More than eight decades after it was installed, a memorial to the three 19th-century sibling novelists in London’s Westminster Abbey was amended Thursday to restore the diaereses – the two dots over the e in their surname.

The dots — which indicate that the name is pronounced “brontay” rather than “bront” — were omitted when the stone tablet commemorating Charlotte, Emily and Anne was erected in the abbey’s Poets’ Corner in October 1939, just after the outbreak of World War II.

They were restored after Brontë historian Sharon Wright, editor of the Brontë Society Gazette, raised the issue with Dean of Westminster David Hoyle. The abbey asked its stonemason to tap in the dots and its conservator to paint them.

“There’s no paper record for anyone complaining about this or mentioning this, so I just wanted to put it right, really,” Wright said. “These three Yorkshire women deserve their place here, but they also deserve to have their name spelled correctly.”

It’s believed the writers’ Irish father Patrick changed the spelling of his surname from Brunty or Prunty when he went to university in England.

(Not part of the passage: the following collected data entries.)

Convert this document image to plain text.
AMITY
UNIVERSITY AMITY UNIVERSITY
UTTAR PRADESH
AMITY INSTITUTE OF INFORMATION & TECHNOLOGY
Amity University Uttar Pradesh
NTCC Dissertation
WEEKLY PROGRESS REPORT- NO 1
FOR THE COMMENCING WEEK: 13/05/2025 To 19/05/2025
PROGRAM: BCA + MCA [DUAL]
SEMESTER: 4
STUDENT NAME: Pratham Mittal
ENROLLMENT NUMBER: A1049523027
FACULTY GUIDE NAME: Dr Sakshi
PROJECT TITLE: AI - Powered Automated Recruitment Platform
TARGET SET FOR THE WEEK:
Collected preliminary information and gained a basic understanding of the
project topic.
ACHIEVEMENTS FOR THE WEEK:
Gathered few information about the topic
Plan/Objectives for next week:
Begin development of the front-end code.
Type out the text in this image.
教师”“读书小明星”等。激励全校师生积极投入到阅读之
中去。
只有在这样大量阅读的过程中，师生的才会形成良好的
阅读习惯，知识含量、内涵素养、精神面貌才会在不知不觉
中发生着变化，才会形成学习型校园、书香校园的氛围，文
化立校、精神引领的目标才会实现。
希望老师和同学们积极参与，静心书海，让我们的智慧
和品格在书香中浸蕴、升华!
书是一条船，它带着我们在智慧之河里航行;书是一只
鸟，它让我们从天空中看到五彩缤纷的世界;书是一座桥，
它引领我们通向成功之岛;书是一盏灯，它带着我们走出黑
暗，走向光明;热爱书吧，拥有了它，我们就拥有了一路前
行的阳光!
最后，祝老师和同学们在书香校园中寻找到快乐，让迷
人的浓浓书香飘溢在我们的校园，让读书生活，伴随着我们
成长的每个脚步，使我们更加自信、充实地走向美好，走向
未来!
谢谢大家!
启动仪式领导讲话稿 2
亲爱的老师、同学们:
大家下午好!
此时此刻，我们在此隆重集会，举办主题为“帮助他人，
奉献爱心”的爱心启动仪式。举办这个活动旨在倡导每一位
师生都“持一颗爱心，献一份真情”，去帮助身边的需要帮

Raised on the wild Yorkshire moors, all three sisters died before they were 40, leaving enduring novels including Charlotte’s “Jane Eyre,” Emily’s “Wuthering Heights” and Anne’s “The Tenant of Wildfell Hall.”

Rebecca Yorke, director of the Brontë Society, welcomed the restoration.

“As the Brontës and their work are loved and respected all over the world, it’s entirely appropriate that their name is spelled correctly on their memorial,” she said.